Dive Brief:
- Oracle Chairman and CTO Larry Ellison touted the advantages of private cloud for enterprises concerned about cybersecurity and data sovereignty, speaking Monday during the company's Q1 2025 earnings call.
- “We expect that private clouds will greatly outnumber public clouds,” Ellison said. “They're becoming so inexpensive that anyone can decide, ‘OK, I want to move to the cloud. I want all the advantages in the cloud, but I want to make sure that I'm the only one in the cloud.’”
- Oracle saw its cloud revenue increase 21% year over year to $5.6 billion for the three-month period ending Aug. 31. The company expanded its public cloud footprint over the last year through hyperscaler alliances that place Oracle database infrastructure inside AWS, Microsoft Azure and Google Cloud data centers.
Dive Insight:
As enterprises added generative AI capabilities to the business transformation playbook, cloud providers doubled down on high-capacity chips and infrastructure, straining capacity and triggering an infrastructure building boom.

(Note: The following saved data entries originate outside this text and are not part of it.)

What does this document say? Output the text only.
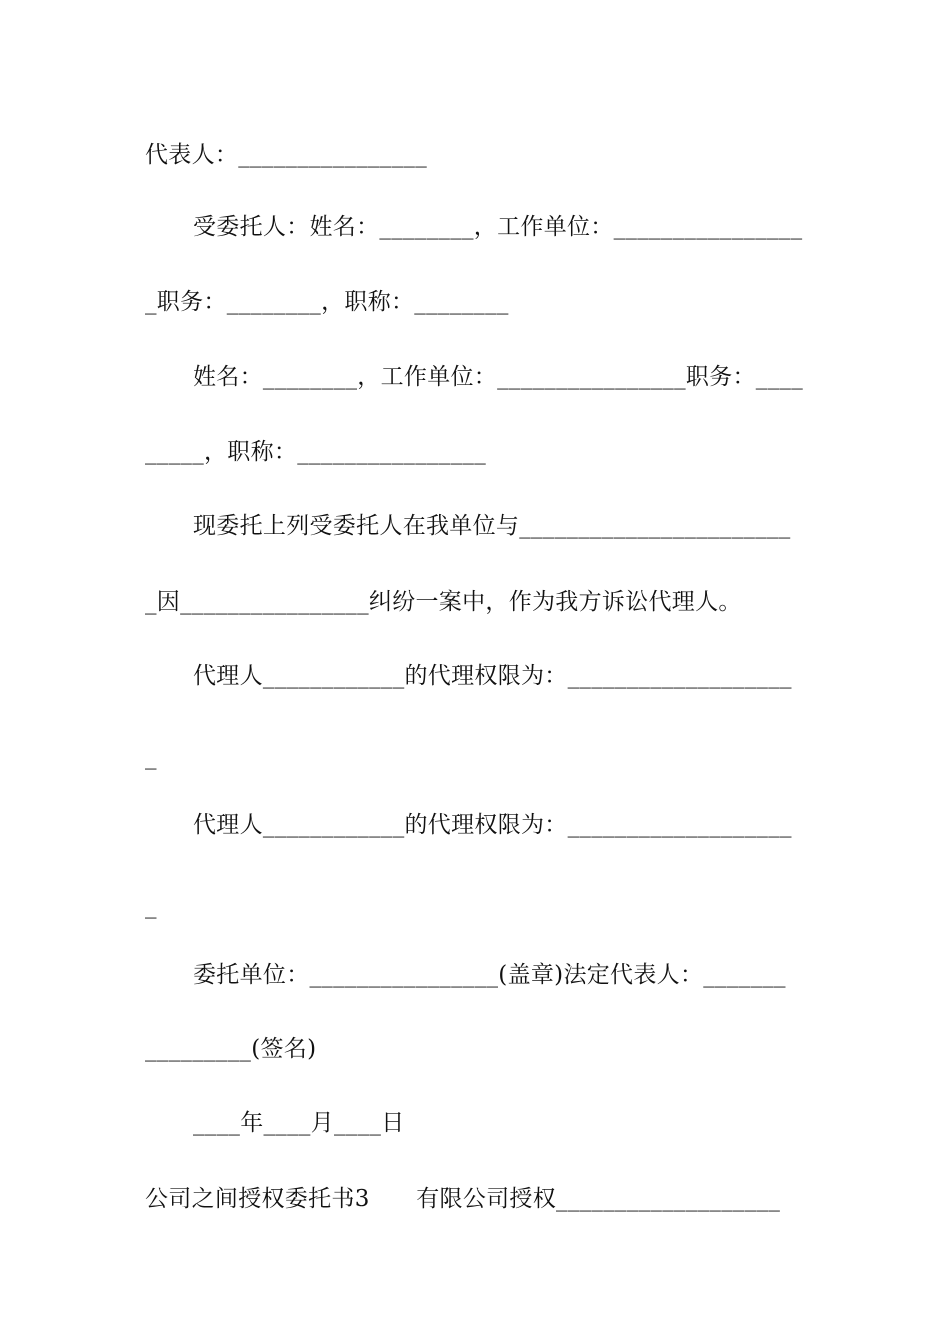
代表人：________________
受委托人：姓名：________，工作单位：________________
_职务：________，职称：________
姓名：________，工作单位：________________职务：____
_____，职称：________________
现委托上列受委托人在我单位与_______________________
_因________________纠纷一案中，作为我方诉讼代理人。
代理人____________的代理权限为：___________________
_
代理人____________的代理权限为：___________________
_
委托单位：________________(盖章)法定代表人：_______
_________(签名)
____年____月____日
公司之间授权委托书3　　有限公司授权___________________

Oracle embarked on an AI-fueled spending spree before the start of the year, vowing to expand compute capacity at the 66 data centers it operated at the time and add 100 more.
The strategy has paid off. In June, Microsoft tapped Oracle to scale up its Azure OpenAI business, adding the ChatGPT-based service to a list of AI clients that included Nvidia, Twelve Labs and Modal.

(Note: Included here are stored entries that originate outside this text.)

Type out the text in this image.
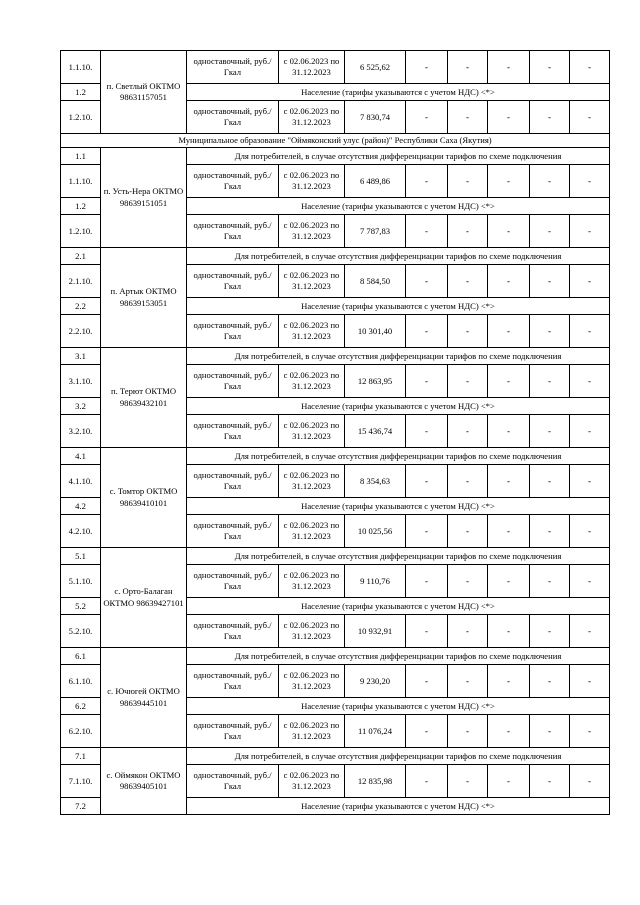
1.1.10.	п. Светлый ОКТМО 98631157051	одноставочный, руб./Гкал	с 02.06.2023 по 31.12.2023	6 525,62	-	-	-	-	-
1.2		Население (тарифы указываются с учетом НДС) <*>							
1.2.10.		одноставочный, руб./Гкал	с 02.06.2023 по 31.12.2023	7 830,74	-	-	-	-	-
Муниципальное образование "Оймяконский улус (район)" Республики Саха (Якутия)									
1.1	п. Усть-Нера ОКТМО 98639151051	Для потребителей, в случае отсутствия дифференциации тарифов по схеме подключения							
1.1.10.		одноставочный, руб./Гкал	с 02.06.2023 по 31.12.2023	6 489,86	-	-	-	-	-
1.2		Население (тарифы указываются с учетом НДС) <*>							
1.2.10.		одноставочный, руб./Гкал	с 02.06.2023 по 31.12.2023	7 787,83	-	-	-	-	-
2.1	п. Артык ОКТМО 98639153051	Для потребителей, в случае отсутствия дифференциации тарифов по схеме подключения							
2.1.10.		одноставочный, руб./Гкал	с 02.06.2023 по 31.12.2023	8 584,50	-	-	-	-	-
2.2		Население (тарифы указываются с учетом НДС) <*>							
2.2.10.		одноставочный, руб./Гкал	с 02.06.2023 по 31.12.2023	10 301,40	-	-	-	-	-
3.1	п. Терют ОКТМО 98639432101	Для потребителей, в случае отсутствия дифференциации тарифов по схеме подключения							
3.1.10.		одноставочный, руб./Гкал	с 02.06.2023 по 31.12.2023	12 863,95	-	-	-	-	-
3.2		Население (тарифы указываются с учетом НДС) <*>							
3.2.10.		одноставочный, руб./Гкал	с 02.06.2023 по 31.12.2023	15 436,74	-	-	-	-	-
4.1	с. Томтор ОКТМО 98639410101	Для потребителей, в случае отсутствия дифференциации тарифов по схеме подключения							
4.1.10.		одноставочный, руб./Гкал	с 02.06.2023 по 31.12.2023	8 354,63	-	-	-	-	-
4.2		Население (тарифы указываются с учетом НДС) <*>							
4.2.10.		одноставочный, руб./Гкал	с 02.06.2023 по 31.12.2023	10 025,56	-	-	-	-	-
5.1	с. Орто-Балаган ОКТМО 98639427101	Для потребителей, в случае отсутствия дифференциации тарифов по схеме подключения							
5.1.10.		одноставочный, руб./Гкал	с 02.06.2023 по 31.12.2023	9 110,76	-	-	-	-	-
5.2		Население (тарифы указываются с учетом НДС) <*>							
5.2.10.		одноставочный, руб./Гкал	с 02.06.2023 по 31.12.2023	10 932,91	-	-	-	-	-
6.1	с. Ючюгей ОКТМО 98639445101	Для потребителей, в случае отсутствия дифференциации тарифов по схеме подключения							
6.1.10.		одноставочный, руб./Гкал	с 02.06.2023 по 31.12.2023	9 230,20	-	-	-	-	-
6.2		Население (тарифы указываются с учетом НДС) <*>							
6.2.10.		одноставочный, руб./Гкал	с 02.06.2023 по 31.12.2023	11 076,24	-	-	-	-	-
7.1	с. Оймякон ОКТМО 98639405101	Для потребителей, в случае отсутствия дифференциации тарифов по схеме подключения							
7.1.10.		одноставочный, руб./Гкал	с 02.06.2023 по 31.12.2023	12 835,98	-	-	-	-	-
7.2		Население (тарифы указываются с учетом НДС) <*>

Oracle now has 162 cloud data centers live and under construction globally, according to Ellison.
Unrelenting demand for cloud-based AI compute continues to drive Oracle’s expansion strategy, CEO Safra Catz said Monday. “Demand is still outstripping supply, but I can live with that because we are laying out a lot of supply,” she said.

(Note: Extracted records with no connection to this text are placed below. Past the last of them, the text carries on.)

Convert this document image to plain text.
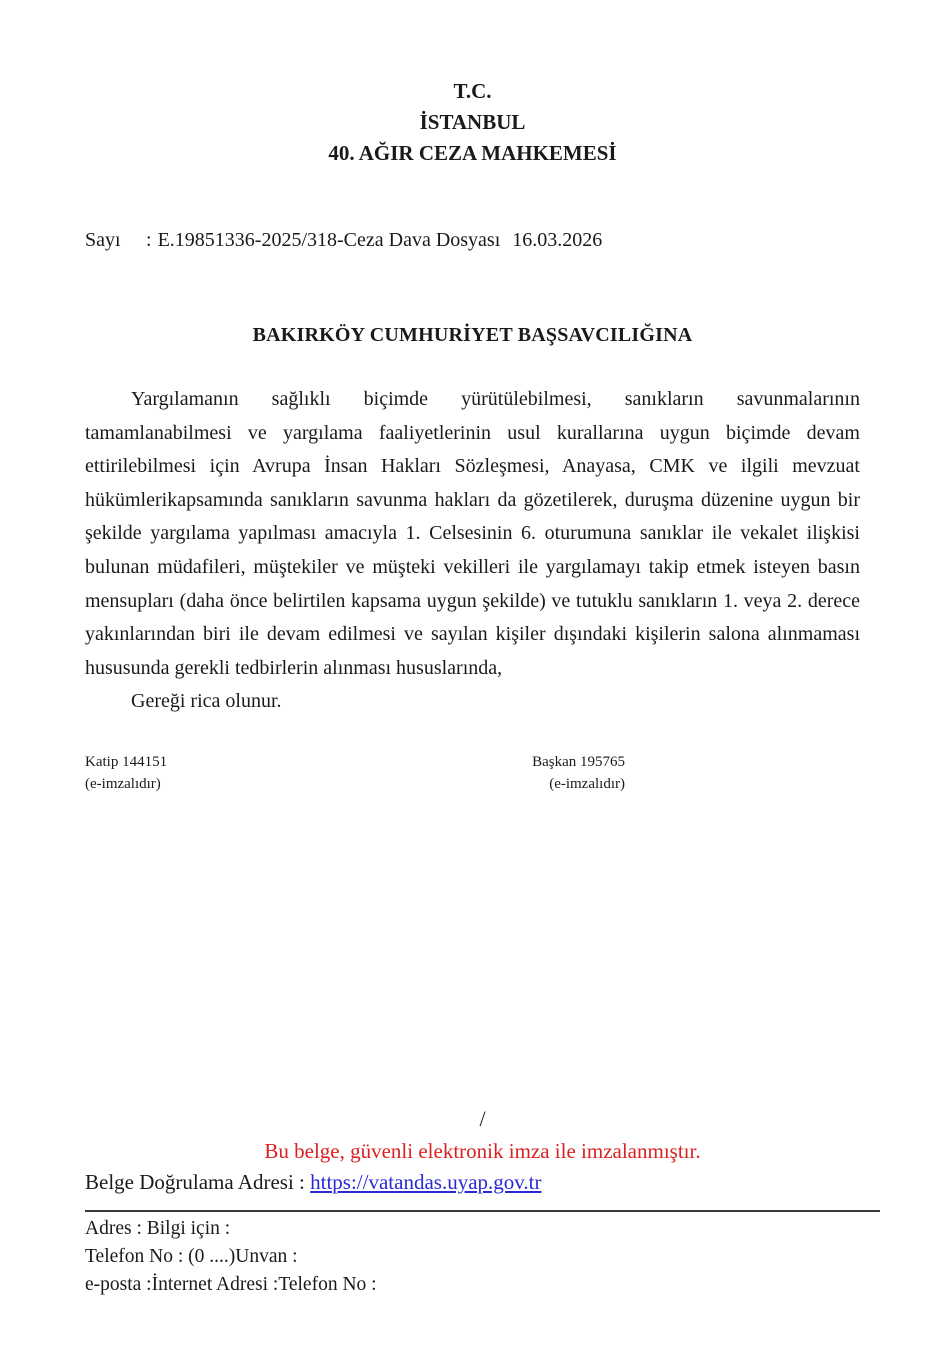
T.C.
İSTANBUL
40. AĞIR CEZA MAHKEMESİ
Sayı : E.19851336-2025/318-Ceza Dava Dosyası 16.03.2026
BAKIRKÖY CUMHURİYET BAŞSAVCILIĞINA

Yargılamanın sağlıklı biçimde yürütülebilmesi, sanıkların savunmalarının tamamlanabilmesi ve yargılama faaliyetlerinin usul kurallarına uygun biçimde devam ettirilebilmesi için Avrupa İnsan Hakları Sözleşmesi, Anayasa, CMK ve ilgili mevzuat hükümlerikapsamında sanıkların savunma hakları da gözetilerek, duruşma düzenine uygun bir şekilde yargılama yapılması amacıyla 1. Celsesinin 6. oturumuna sanıklar ile vekalet ilişkisi bulunan müdafileri, müştekiler ve müşteki vekilleri ile yargılamayı takip etmek isteyen basın mensupları (daha önce belirtilen kapsama uygun şekilde) ve tutuklu sanıkların 1. veya 2. derece yakınlarından biri ile devam edilmesi ve sayılan kişiler dışındaki kişilerin salona alınmaması hususunda gerekli tedbirlerin alınması hususlarında,

Gereği rica olunur.

Katip 144151
(e-imzalıdır)
Başkan 195765
(e-imzalıdır)
/
Bu belge, güvenli elektronik imza ile imzalanmıştır.
Belge Doğrulama Adresi : https://vatandas.uyap.gov.tr
Adres : Bilgi için :
Telefon No : (0 ....)Unvan :
e-posta :İnternet Adresi :Telefon No :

The building activity is reflected in the company’s spending patterns. Oracle increased capital expenditures by 75% year over year to $2.3 billion and plans to double that, Catz said.
Data center investments also helped make Oracle a cloud-first vendor. The company reached a major milestone earlier this year, as cloud revenues exceeded software support revenues for the first time during the three-month period ending Feb. 29.
As generative AI use cases stoke enterprise cyber and data security concerns, Oracle sees private cloud as a prudent alternative to hyperscaler offerings.
“Our private clouds are identical to our public clouds, except for the fact they might only have one tenant,” Ellison said. “We own the hardware. We manage the hardware for you. It just happens to be in a building you own — and you're the only one that can get in.”